Competitive Exams: General Studies Economics Land Reforms in India

Land Reforms

  • Around 70 percent of the country's population lives in rural area. Accessibility to land is not only economically important to them; it also leads to a host of other benefits. As ‘land’ is a State subject under the Constitution, different States have evolved differently in the field of land management. In fact there may be different systems in different regions of the same State also. The Central Government has only a limited role to play in this regard. But surprisingly most of the initiatives have come from the Central level only. The Central Government persuades and incentivizes the States through schemes or policy initiatives.

  • India faces tremendous challenges on the issues related to land governance. The following data will make it clearer

  • India has approximately 2.16 million sq. Km. Of cultivable area

  • India has about 18 percent of world's population

  • 15 per cent of world's livestock population is to be supported from this land

  • India has about 2 percent of world's geographical area and 1.5 Percent of forest and pasture land

  • The per capita availability of land has declined from 0.89 hectares in 1951 to 0.37 hectares in 1991

  • The average agriculture land holding has declined from 0.48 hectares in 1951 to 0.16 hectares in 1991

  • 95.65 percent of the farmers are within small and the marginal category owning about 62 percent of the land, while the medium and the large farmers who constitute 3.5 percent own about 37.72 percent of the total area

  • Most of the cases pending in the Courts relate to land disputes

  • 7.9 million persons are without dwelling units to live in:

  • In the rural areas alone, there are more than 140 million land owners, owning more than 430 million records

  • There are approximately 55 million urban households

  • In most of the States last cadastral survey was done around 70 to 80 years ago. In fact in some States, for example, North Eastern States this survey has not been done till now. The issues related to land may be described in following five divisions.

Land Reforms

As stated above, access to land is of critical importance in large parts of India. Agriculture and primary sector activities based on land and other natural resources are the primary source of livelihood for a vast majority of economically vulnerable rural population of Indian. So, land reforms initiatives have been undertaken to ensure equitable distribution of the Zamindari system after independence of the country. Second round of major initiatives were taken in the year 1972 with the enactment of land ceiling laws in majority of the States. These initiatives in land reforms can be broadly categorized into the following fields:

  1. Land Ceiling-Ceiling limits have been prescribed by the States, above which a family can not own the land. The surplus land is taken over by the State Government and distributed to the land less persons.

  2. Bhoodan Lands-The land owners who has large quantities of land were persuaded to surrender some parts of their lands voluntarily during the time of Shri Vinoba Bhave. These lands were also distributed to the land less persons.

  3. Tenancy Reforms-Many land owners do not practice agriculture themselves. They lease out their lands to other needy persons on written or oral agreement for agriculture. Some States have enacted laws to protect the interest of the tenants in such cases.

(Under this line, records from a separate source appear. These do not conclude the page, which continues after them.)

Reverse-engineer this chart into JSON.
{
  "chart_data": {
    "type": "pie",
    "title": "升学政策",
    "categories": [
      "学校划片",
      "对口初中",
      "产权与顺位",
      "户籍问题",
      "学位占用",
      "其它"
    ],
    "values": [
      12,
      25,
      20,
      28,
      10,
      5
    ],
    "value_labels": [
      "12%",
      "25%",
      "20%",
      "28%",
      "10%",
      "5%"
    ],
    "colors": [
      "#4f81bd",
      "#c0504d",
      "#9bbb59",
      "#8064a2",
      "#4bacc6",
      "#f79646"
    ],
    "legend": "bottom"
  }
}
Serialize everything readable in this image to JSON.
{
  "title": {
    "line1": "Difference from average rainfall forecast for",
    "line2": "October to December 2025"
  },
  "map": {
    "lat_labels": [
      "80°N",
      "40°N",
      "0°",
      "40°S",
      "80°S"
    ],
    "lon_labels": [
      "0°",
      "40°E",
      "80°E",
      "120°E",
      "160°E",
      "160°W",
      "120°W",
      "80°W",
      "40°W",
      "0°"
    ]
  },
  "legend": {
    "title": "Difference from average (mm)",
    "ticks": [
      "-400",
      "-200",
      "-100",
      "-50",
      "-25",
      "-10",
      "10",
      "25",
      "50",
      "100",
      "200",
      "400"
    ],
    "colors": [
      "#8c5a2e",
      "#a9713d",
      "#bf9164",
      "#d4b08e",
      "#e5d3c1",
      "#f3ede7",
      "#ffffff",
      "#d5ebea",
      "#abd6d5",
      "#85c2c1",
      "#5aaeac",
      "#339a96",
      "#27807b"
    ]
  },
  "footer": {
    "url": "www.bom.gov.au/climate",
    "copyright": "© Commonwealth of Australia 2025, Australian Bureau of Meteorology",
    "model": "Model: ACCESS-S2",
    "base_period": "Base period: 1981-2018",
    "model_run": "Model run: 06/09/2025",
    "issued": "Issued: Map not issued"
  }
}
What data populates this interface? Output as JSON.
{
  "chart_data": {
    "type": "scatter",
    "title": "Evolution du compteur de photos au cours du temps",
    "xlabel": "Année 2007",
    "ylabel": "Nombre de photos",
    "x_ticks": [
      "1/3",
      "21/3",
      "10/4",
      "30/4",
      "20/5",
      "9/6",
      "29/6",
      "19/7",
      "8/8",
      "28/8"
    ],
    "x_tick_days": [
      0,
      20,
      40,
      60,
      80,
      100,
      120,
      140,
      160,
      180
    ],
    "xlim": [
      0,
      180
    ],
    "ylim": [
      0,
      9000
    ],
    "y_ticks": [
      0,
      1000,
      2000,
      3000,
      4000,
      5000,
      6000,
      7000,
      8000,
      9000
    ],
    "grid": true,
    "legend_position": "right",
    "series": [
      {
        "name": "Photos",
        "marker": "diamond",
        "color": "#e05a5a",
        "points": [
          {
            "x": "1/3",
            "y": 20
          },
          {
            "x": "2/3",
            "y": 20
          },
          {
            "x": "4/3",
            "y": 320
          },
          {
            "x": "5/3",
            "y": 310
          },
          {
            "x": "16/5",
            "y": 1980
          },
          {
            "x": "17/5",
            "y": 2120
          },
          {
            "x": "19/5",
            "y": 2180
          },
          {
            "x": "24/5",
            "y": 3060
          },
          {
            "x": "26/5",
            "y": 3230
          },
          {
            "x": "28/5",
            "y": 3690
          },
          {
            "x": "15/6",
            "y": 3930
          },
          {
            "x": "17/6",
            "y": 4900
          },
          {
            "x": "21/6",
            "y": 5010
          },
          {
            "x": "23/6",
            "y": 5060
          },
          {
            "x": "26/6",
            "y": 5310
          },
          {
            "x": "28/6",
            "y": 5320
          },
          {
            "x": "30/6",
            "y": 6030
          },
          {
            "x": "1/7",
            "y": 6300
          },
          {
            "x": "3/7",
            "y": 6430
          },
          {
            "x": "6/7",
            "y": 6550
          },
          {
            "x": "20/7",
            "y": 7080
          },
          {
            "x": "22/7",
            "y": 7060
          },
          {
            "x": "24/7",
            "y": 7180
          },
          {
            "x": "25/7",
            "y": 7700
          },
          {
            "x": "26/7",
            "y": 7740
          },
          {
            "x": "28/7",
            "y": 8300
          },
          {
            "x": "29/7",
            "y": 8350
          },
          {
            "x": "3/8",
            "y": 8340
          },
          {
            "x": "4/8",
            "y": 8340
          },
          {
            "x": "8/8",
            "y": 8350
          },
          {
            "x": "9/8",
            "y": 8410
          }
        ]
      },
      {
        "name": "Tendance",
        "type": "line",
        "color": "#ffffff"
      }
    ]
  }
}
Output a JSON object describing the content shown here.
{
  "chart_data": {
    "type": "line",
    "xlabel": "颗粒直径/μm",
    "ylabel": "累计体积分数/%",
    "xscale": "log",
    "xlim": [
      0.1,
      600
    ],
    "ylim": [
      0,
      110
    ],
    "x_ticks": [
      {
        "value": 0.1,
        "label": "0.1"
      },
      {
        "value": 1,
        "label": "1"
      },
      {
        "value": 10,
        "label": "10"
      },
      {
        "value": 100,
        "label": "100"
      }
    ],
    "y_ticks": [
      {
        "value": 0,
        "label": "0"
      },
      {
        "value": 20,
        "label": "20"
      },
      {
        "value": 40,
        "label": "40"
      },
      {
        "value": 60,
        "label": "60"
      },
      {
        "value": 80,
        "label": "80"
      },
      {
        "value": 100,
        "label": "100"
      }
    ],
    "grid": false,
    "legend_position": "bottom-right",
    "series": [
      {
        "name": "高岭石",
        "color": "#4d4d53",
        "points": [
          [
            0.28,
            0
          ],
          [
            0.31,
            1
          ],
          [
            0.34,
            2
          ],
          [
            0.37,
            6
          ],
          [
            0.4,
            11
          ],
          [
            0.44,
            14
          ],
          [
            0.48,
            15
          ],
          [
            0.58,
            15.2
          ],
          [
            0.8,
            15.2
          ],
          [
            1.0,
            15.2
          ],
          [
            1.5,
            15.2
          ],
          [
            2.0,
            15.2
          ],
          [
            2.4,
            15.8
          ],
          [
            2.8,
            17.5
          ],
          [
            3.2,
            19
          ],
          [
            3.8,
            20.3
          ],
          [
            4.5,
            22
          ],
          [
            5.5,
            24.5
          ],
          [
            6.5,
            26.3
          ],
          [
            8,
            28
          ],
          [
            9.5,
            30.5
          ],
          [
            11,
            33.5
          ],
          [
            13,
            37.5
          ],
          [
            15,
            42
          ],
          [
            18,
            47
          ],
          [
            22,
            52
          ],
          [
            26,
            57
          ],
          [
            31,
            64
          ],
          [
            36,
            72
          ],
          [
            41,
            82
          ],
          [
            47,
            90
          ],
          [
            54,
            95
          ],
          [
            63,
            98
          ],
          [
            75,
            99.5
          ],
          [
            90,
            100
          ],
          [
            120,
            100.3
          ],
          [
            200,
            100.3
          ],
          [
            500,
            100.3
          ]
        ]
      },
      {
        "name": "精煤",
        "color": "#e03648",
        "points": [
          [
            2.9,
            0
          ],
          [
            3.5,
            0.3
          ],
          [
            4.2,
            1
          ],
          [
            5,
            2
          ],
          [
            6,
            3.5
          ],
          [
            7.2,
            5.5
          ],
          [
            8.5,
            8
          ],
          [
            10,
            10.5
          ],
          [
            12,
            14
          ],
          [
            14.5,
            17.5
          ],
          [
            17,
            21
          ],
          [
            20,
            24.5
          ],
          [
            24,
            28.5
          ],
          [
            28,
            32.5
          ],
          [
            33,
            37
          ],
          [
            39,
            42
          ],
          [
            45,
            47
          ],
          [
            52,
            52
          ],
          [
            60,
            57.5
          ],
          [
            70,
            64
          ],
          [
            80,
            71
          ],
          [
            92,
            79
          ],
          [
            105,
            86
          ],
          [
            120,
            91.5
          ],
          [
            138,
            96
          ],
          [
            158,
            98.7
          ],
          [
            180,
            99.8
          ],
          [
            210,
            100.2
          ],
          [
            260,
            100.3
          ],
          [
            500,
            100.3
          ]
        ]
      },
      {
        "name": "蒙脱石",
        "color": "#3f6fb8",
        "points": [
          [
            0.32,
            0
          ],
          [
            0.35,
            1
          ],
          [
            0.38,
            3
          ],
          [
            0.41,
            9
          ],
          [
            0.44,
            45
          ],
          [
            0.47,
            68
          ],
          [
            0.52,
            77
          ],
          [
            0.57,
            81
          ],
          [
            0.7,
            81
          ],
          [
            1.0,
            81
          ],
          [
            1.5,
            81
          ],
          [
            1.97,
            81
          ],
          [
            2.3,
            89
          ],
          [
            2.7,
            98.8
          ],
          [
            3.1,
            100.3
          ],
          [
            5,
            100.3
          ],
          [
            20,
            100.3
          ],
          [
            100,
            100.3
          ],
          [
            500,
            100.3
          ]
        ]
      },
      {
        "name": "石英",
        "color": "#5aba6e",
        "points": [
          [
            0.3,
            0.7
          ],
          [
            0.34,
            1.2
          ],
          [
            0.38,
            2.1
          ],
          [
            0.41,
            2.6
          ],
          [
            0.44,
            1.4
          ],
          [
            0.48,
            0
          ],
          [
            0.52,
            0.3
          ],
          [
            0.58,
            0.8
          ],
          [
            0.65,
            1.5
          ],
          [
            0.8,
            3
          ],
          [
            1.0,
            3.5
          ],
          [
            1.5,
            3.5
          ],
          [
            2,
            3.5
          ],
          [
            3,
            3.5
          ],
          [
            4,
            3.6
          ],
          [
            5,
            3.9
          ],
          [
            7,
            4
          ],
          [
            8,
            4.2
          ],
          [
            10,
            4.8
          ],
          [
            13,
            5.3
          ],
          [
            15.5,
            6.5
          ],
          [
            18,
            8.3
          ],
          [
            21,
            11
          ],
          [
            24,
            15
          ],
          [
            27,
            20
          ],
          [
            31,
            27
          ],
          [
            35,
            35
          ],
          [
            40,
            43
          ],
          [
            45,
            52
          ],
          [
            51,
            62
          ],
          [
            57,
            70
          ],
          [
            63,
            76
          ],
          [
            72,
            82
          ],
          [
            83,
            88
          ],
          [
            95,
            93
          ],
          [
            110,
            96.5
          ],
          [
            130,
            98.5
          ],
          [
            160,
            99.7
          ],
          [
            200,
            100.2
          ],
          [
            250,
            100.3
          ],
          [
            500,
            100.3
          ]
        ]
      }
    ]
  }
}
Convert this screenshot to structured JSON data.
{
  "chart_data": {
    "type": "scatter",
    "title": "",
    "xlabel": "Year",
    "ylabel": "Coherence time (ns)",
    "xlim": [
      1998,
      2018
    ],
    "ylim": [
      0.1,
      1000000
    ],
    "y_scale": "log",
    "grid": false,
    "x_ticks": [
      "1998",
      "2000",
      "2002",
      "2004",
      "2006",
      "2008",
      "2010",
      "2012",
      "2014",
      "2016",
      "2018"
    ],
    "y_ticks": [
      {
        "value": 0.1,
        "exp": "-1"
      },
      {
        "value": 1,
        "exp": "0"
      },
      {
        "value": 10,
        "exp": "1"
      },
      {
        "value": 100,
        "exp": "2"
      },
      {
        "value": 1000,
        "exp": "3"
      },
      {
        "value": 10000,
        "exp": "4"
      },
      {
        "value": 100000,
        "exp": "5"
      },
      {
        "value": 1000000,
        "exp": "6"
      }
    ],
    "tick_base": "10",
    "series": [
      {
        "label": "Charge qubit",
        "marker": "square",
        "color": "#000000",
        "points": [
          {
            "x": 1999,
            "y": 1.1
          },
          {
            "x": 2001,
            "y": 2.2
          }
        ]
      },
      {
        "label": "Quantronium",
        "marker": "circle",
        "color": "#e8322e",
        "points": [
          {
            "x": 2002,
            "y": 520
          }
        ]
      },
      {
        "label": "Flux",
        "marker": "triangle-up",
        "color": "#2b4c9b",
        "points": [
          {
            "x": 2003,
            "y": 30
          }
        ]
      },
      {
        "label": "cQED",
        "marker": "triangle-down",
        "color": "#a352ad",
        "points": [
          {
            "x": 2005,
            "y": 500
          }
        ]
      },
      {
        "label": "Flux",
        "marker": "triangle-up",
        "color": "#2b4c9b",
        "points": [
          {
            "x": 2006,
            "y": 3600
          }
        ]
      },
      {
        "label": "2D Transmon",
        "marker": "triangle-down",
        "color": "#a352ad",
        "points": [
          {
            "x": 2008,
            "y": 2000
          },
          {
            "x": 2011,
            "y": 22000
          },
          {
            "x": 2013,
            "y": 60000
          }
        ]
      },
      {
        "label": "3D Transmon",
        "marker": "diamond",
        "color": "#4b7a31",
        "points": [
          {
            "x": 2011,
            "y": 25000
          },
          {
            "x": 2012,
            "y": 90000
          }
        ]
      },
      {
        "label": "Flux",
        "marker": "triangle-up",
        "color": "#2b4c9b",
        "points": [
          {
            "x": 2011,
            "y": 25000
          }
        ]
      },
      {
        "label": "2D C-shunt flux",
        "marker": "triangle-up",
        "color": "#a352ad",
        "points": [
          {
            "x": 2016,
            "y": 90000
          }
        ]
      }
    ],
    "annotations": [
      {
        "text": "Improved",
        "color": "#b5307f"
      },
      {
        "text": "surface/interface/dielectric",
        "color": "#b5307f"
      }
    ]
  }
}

  4. Common Property Resources-The village commons are used by the community for various purposes like pasture lands, for collection of minor forest produce and fuel wood etc. Some States have conferred rights to the community over such resources through enactments.

  5. Waste Lands-States also distribute the wastelands available with them to the land less persons.

  6. Tribal Land Alienation-Scheduled Tribes living in various parts of India are particularly in a vulnerable position as their lives are intertwined with the land. Most of the States have enacted laws to protect their rights on the land. They cannot sell their lands to non STs. If land is alienated fraudulently from them, then the States proactively pursue such cases so that the land is restored to the tribals.

  7. The issues related to land reforms are being considered by the Government of India at the highest level. In order to evolve a comprehensive policy on the matter, two very high level bodies have been formed as follows:

    1. A Committee on State Agrarian Relations and the Unfinished Task in Land Reforms under the chairmanship of Minister of Rural Development

    2. A National Council for Land Reforms under the chairmanship of the Prime Minister.

  8. The composition, terms of reference, etc. Of the Committee and the Council were notified in the Official Gazette on 9th January, 2008.

  9. The Committee has submitted its report for consideration of the National Council. In the mean time, it has been decided that the recommendations of the Committee may be examined by an appropriate Committee of Secretaries (CoS) before they are placed for consideration of the National Council for Land Reforms. The CoS has submitted its recommendations on the Report which are being placed before the Council. The decisions of the Council on various land reforms issue will give a fresh impetus to the land reforms programmes in the States.